Literary Friday, Edition 88
Save the Date …
For our interview, giveaway and Twitter chat with Wiley Cash next Friday. The interview will go up mid-week and on January 31 we’ll be giving away a copy of his new book This Dark Road to Mercy and chatting with him from 1-2 CST using the hashtag #southernlit. The book releases that day, so you’ll have a chance to win it here first and get the back story before reading.
Faulkner & Flannery
Editor Erin Z. Bass is taking a class on Southern Gothic literature through UL Lafayette for the next couple of weeks, and we promised on Facebook that we’d share insights and notes for those of you who can’t get down to South Louisiana to attend. Wednesday was the first class, and the reading assignment was three of Flannery O’Connor’s short stories: “The Life You Save May Be Your Own,” “Parker’s Back” and “Judgement Day.” English professor Mary Ann Wilson opened with an introduction to Southern Gothic and discussed the similarities and differences between O’Connor and William Faulkner before holding an open discussion on the three stories. Read Erin’s notes from the discussion here, and if you want to continue to follow along, next week’s reading assignment is O’Connor’s novel “The Violent Bear It Away.”
Edgar Allan Poe’s birthday was last Sunday. Mental Floss had 10 Versions of “The Raven” in celebration.
Flavorwire has 10 Gothic Short Stories You Can Read Online Right Now.
Speaking of Faulkner, McSweeney’s has Highlights From the Real Housewives of Yoknapatawpha County that will have you finally rushing to read “As I Lay Dying.”
And The New Yorker mentions his map of Yoknapatawpha in its story on literary cartography.
Join blog Books Speak Volumes for Jazz Age January with a reading list that includes both Scott and Zelda Fitzgerald and Hemingway.

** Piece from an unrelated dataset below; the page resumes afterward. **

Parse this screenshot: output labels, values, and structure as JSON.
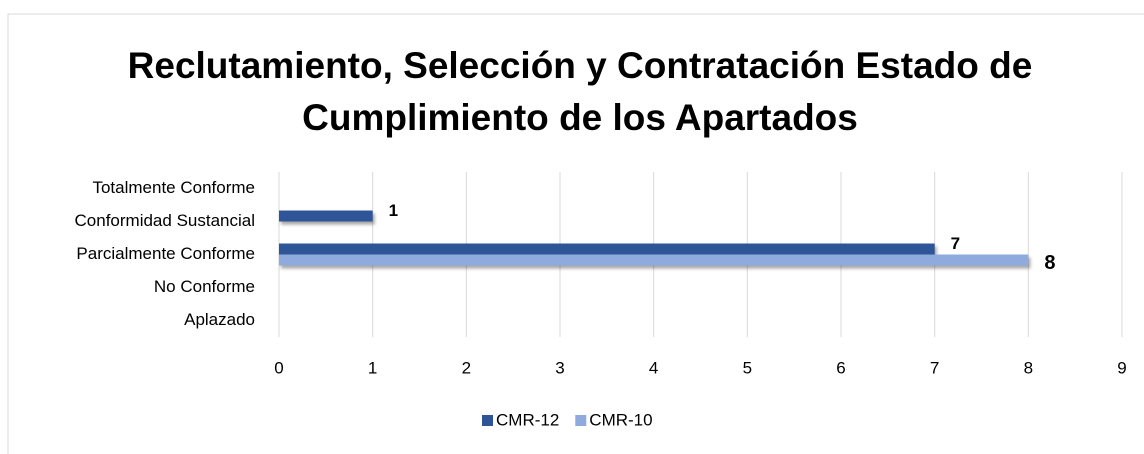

The Tennessee Williams/New Orleans Literary Festival has compiled a list of 10 New Orleans Po-Boys You Must East Before You Die, including an Eggs Benedict version from Stanley Restaurant.
In Social Media
We’re glad to jump on the #readwomen2014 bandwagon this month and have been advocating for female Southern writers since Literary Friday began 87 editions ago. If you’re not familiar with Joanna Walsh’s movement, started by a set of bookmarks depicting her favorite female authors, including Carson McCullers, that she gave out as Christmas gifts, you can read more about it here.

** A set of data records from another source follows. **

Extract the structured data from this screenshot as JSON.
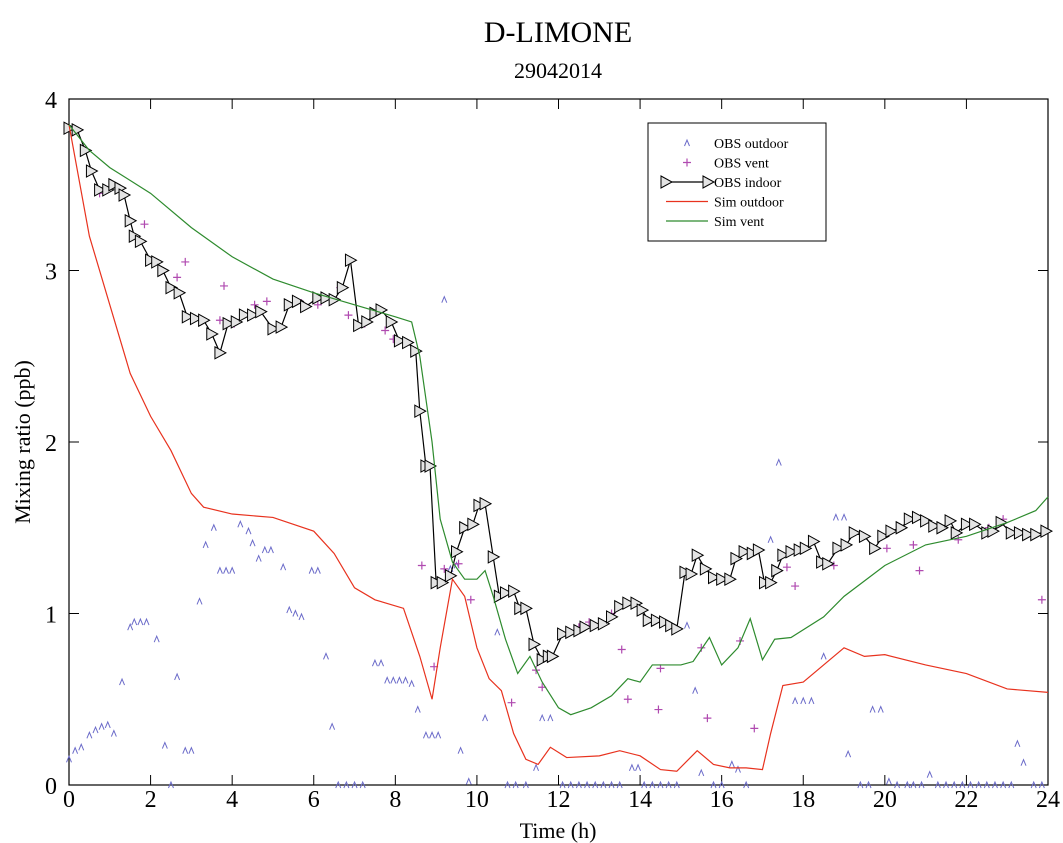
{
  "chart_data": {
    "type": "line",
    "title": "D-LIMONE",
    "subtitle": "29042014",
    "x_label": "Time (h)",
    "y_label": "Mixing ratio (ppb)",
    "xlim": [
      0,
      24
    ],
    "ylim": [
      0,
      4
    ],
    "xticks": [
      0,
      2,
      4,
      6,
      8,
      10,
      12,
      14,
      16,
      18,
      20,
      22,
      24
    ],
    "yticks": [
      0,
      1,
      2,
      3,
      4
    ],
    "grid": false,
    "legend": "upper right",
    "series": [
      {
        "name": "OBS outdoor",
        "color": "#6b6bc9",
        "style": "caret",
        "x": [
          0,
          0.15,
          0.3,
          0.5,
          0.65,
          0.8,
          0.95,
          1.1,
          1.3,
          1.5,
          1.6,
          1.75,
          1.9,
          2.15,
          2.35,
          2.5,
          2.65,
          2.85,
          3,
          3.2,
          3.35,
          3.55,
          3.7,
          3.85,
          4,
          4.2,
          4.4,
          4.5,
          4.65,
          4.8,
          4.95,
          5.25,
          5.4,
          5.55,
          5.7,
          5.95,
          6.1,
          6.3,
          6.45,
          6.6,
          6.8,
          7,
          7.2,
          7.5,
          7.65,
          7.8,
          7.95,
          8.1,
          8.25,
          8.4,
          8.55,
          8.75,
          8.9,
          9.05,
          9.2,
          9.35,
          9.5,
          9.6,
          9.8,
          10.2,
          10.5,
          10.75,
          10.95,
          11.2,
          11.45,
          11.6,
          11.8,
          12.1,
          12.3,
          12.5,
          12.7,
          12.9,
          13.1,
          13.3,
          13.5,
          13.8,
          13.95,
          14.1,
          14.3,
          14.5,
          14.7,
          14.9,
          15.15,
          15.35,
          15.5,
          15.8,
          16,
          16.25,
          16.4,
          16.6,
          17.2,
          17.4,
          17.8,
          18,
          18.2,
          18.5,
          18.8,
          19,
          19.1,
          19.4,
          19.6,
          19.7,
          19.9,
          20.1,
          20.3,
          20.55,
          20.7,
          20.9,
          21.1,
          21.3,
          21.5,
          21.7,
          21.9,
          22.1,
          22.3,
          22.5,
          22.7,
          22.9,
          23.1,
          23.25,
          23.4,
          23.65,
          23.85
        ],
        "values": [
          0.15,
          0.2,
          0.22,
          0.29,
          0.32,
          0.34,
          0.35,
          0.3,
          0.6,
          0.92,
          0.95,
          0.95,
          0.95,
          0.85,
          0.23,
          0,
          0.63,
          0.2,
          0.2,
          1.07,
          1.4,
          1.5,
          1.25,
          1.25,
          1.25,
          1.52,
          1.48,
          1.41,
          1.32,
          1.37,
          1.37,
          1.27,
          1.02,
          1.0,
          0.98,
          1.25,
          1.25,
          0.75,
          0.34,
          0,
          0,
          0,
          0,
          0.71,
          0.71,
          0.61,
          0.61,
          0.61,
          0.61,
          0.59,
          0.44,
          0.29,
          0.29,
          0.29,
          2.83,
          1.26,
          1.28,
          0.2,
          0.02,
          0.39,
          0.89,
          0,
          0,
          0,
          0.1,
          0.39,
          0.39,
          0,
          0,
          0,
          0,
          0,
          0,
          0,
          0,
          0.1,
          0.1,
          0,
          0,
          0,
          0,
          0,
          0.93,
          0.55,
          0.07,
          0,
          0,
          0.12,
          0.09,
          0,
          1.43,
          1.88,
          0.49,
          0.49,
          0.49,
          0.75,
          1.56,
          1.56,
          0.18,
          0,
          0,
          0.44,
          0.44,
          0.02,
          0,
          0,
          0,
          0,
          0.06,
          0,
          0,
          0,
          0,
          0,
          0,
          0,
          0,
          0,
          0,
          0.24,
          0.13,
          0,
          0
        ]
      },
      {
        "name": "OBS vent",
        "color": "#b04ab0",
        "style": "plus",
        "x": [
          0.75,
          1.85,
          2.65,
          2.85,
          3.7,
          3.8,
          4.05,
          4.55,
          4.85,
          5.7,
          6.1,
          6.65,
          6.85,
          7.25,
          7.75,
          7.95,
          8.65,
          8.95,
          9.2,
          9.55,
          9.85,
          10.85,
          11.45,
          11.6,
          12.5,
          12.75,
          13.3,
          13.55,
          13.7,
          14.45,
          14.5,
          15.5,
          15.65,
          16.45,
          16.8,
          17.6,
          17.8,
          18.75,
          20.05,
          20.7,
          20.85,
          21.8,
          22.55,
          22.9,
          23.85
        ],
        "values": [
          3.45,
          3.27,
          2.96,
          3.05,
          2.71,
          2.91,
          2.69,
          2.8,
          2.82,
          2.81,
          2.8,
          2.9,
          2.74,
          2.69,
          2.65,
          2.6,
          1.28,
          0.69,
          1.26,
          1.29,
          1.08,
          0.48,
          0.67,
          0.57,
          0.92,
          0.95,
          1.0,
          0.79,
          0.5,
          0.44,
          0.68,
          0.8,
          0.39,
          0.84,
          0.33,
          1.27,
          1.16,
          1.28,
          1.38,
          1.4,
          1.25,
          1.43,
          1.5,
          1.55,
          1.08
        ]
      },
      {
        "name": "OBS indoor",
        "color": "#000000",
        "style": "line-triangle",
        "x": [
          0,
          0.2,
          0.4,
          0.55,
          0.75,
          0.95,
          1.1,
          1.25,
          1.35,
          1.5,
          1.6,
          1.75,
          2,
          2.15,
          2.3,
          2.5,
          2.7,
          2.9,
          3.1,
          3.3,
          3.5,
          3.7,
          3.9,
          4.1,
          4.3,
          4.5,
          4.7,
          5,
          5.2,
          5.4,
          5.6,
          5.8,
          6.1,
          6.3,
          6.5,
          6.7,
          6.9,
          7.1,
          7.3,
          7.5,
          7.65,
          7.9,
          8.1,
          8.3,
          8.5,
          8.6,
          8.75,
          8.85,
          9,
          9.15,
          9.35,
          9.5,
          9.7,
          9.9,
          10.05,
          10.2,
          10.4,
          10.55,
          10.7,
          10.9,
          11.05,
          11.2,
          11.4,
          11.6,
          11.75,
          11.85,
          12.1,
          12.3,
          12.5,
          12.65,
          12.9,
          13.1,
          13.3,
          13.5,
          13.7,
          13.9,
          14.05,
          14.2,
          14.4,
          14.6,
          14.75,
          14.9,
          15.1,
          15.25,
          15.4,
          15.6,
          15.8,
          16,
          16.2,
          16.35,
          16.55,
          16.75,
          16.9,
          17.05,
          17.2,
          17.35,
          17.5,
          17.7,
          17.9,
          18.05,
          18.25,
          18.45,
          18.6,
          18.85,
          19.05,
          19.25,
          19.5,
          19.75,
          19.95,
          20.15,
          20.4,
          20.6,
          20.8,
          21,
          21.2,
          21.4,
          21.6,
          21.75,
          22,
          22.2,
          22.5,
          22.65,
          22.85,
          23.1,
          23.3,
          23.5,
          23.7,
          23.95
        ],
        "values": [
          3.83,
          3.82,
          3.7,
          3.58,
          3.47,
          3.47,
          3.5,
          3.48,
          3.44,
          3.29,
          3.2,
          3.17,
          3.06,
          3.05,
          3.0,
          2.9,
          2.87,
          2.73,
          2.72,
          2.71,
          2.63,
          2.52,
          2.69,
          2.7,
          2.74,
          2.74,
          2.76,
          2.66,
          2.67,
          2.8,
          2.82,
          2.79,
          2.84,
          2.84,
          2.83,
          2.9,
          3.06,
          2.68,
          2.7,
          2.75,
          2.77,
          2.7,
          2.59,
          2.58,
          2.53,
          2.18,
          1.86,
          1.86,
          1.18,
          1.18,
          1.22,
          1.36,
          1.5,
          1.52,
          1.63,
          1.64,
          1.33,
          1.1,
          1.12,
          1.13,
          1.03,
          1.03,
          0.82,
          0.73,
          0.75,
          0.75,
          0.88,
          0.89,
          0.9,
          0.92,
          0.93,
          0.94,
          0.98,
          1.04,
          1.06,
          1.06,
          1.02,
          0.96,
          0.96,
          0.95,
          0.93,
          0.91,
          1.24,
          1.23,
          1.34,
          1.26,
          1.21,
          1.2,
          1.2,
          1.32,
          1.36,
          1.35,
          1.37,
          1.18,
          1.18,
          1.25,
          1.34,
          1.36,
          1.37,
          1.38,
          1.42,
          1.3,
          1.29,
          1.38,
          1.4,
          1.47,
          1.45,
          1.38,
          1.45,
          1.48,
          1.5,
          1.55,
          1.56,
          1.54,
          1.51,
          1.5,
          1.54,
          1.47,
          1.52,
          1.52,
          1.47,
          1.48,
          1.53,
          1.47,
          1.47,
          1.46,
          1.46,
          1.48
        ]
      },
      {
        "name": "Sim outdoor",
        "color": "#e8321e",
        "style": "line",
        "x": [
          0,
          0.5,
          1,
          1.5,
          2,
          2.5,
          3,
          3.3,
          4,
          5,
          6,
          6.5,
          7,
          7.5,
          8.2,
          8.6,
          8.9,
          9.1,
          9.4,
          9.7,
          10,
          10.3,
          10.6,
          10.9,
          11.2,
          11.5,
          11.8,
          12.2,
          13,
          13.5,
          14,
          14.5,
          14.9,
          15.4,
          15.8,
          16.2,
          16.6,
          17,
          17.2,
          17.5,
          18,
          18.5,
          19,
          19.5,
          20,
          21,
          22,
          23,
          24
        ],
        "values": [
          3.85,
          3.2,
          2.8,
          2.4,
          2.15,
          1.95,
          1.7,
          1.62,
          1.58,
          1.56,
          1.48,
          1.35,
          1.15,
          1.08,
          1.03,
          0.75,
          0.5,
          0.8,
          1.2,
          1.1,
          0.8,
          0.62,
          0.55,
          0.3,
          0.15,
          0.12,
          0.22,
          0.16,
          0.17,
          0.2,
          0.17,
          0.09,
          0.08,
          0.2,
          0.12,
          0.1,
          0.1,
          0.09,
          0.3,
          0.58,
          0.6,
          0.7,
          0.8,
          0.75,
          0.76,
          0.7,
          0.65,
          0.56,
          0.54
        ]
      },
      {
        "name": "Sim vent",
        "color": "#2e8b2e",
        "style": "line",
        "x": [
          0,
          0.5,
          1,
          2,
          3,
          4,
          5,
          6,
          7,
          8,
          8.4,
          8.6,
          8.9,
          9.1,
          9.4,
          9.7,
          10,
          10.2,
          10.4,
          10.7,
          11,
          11.3,
          11.6,
          12,
          12.3,
          12.8,
          13.3,
          13.7,
          14,
          14.3,
          14.6,
          15,
          15.3,
          15.7,
          16,
          16.4,
          16.7,
          17,
          17.3,
          17.7,
          18.5,
          19,
          20,
          21,
          22,
          23,
          23.7,
          24
        ],
        "values": [
          3.85,
          3.7,
          3.6,
          3.45,
          3.25,
          3.08,
          2.95,
          2.87,
          2.8,
          2.73,
          2.7,
          2.5,
          2.0,
          1.55,
          1.3,
          1.2,
          1.2,
          1.25,
          1.1,
          0.85,
          0.65,
          0.75,
          0.6,
          0.45,
          0.41,
          0.45,
          0.52,
          0.62,
          0.6,
          0.7,
          0.7,
          0.7,
          0.72,
          0.86,
          0.7,
          0.8,
          0.97,
          0.73,
          0.85,
          0.86,
          0.98,
          1.1,
          1.28,
          1.4,
          1.45,
          1.53,
          1.6,
          1.68
        ]
      }
    ]
  }
}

Zora! Festival celebrates its 25th anniversary this year starting tomorrow in Eatonville, Florida, and continuing through February 2.
In celebration of Black History Month, the Louisiana Center for the Book in the State Library of Louisiana is hosting author Kim Marie Vaz for a discussion of The ‘Baby Dolls’: Breaking the Race and Gender Barriers of the New Orleans Mardi Gras Tradition. The program is free and will be held February 6.
RiverCenter for the Performing Arts in Columbus, Georgia, presents Aquila Theatre’s production of Fahrenheit 451 February 11 in partnership with the Chattahoochee Valley Libraries’ “The Big Read” event.
The Savannah Book Festival will be held February 13-16 with guest authors Wiley Cash, Alice Hoffman, Wally Lamb, Anita Shreve and more.
Save the date for the Tennessee Williams/New Orleans Literary Festival March 19-23 with Dorothy Allison, Megan Abbott, Judith Chapman, Ann Hood, Diane Ladd and Laura Lippman.
New in Southern Voice
Reconstructing, an essay about the saving grace of home improvement, by Rivers author and Columbus, Mississippi, resident Michael Farris Smith.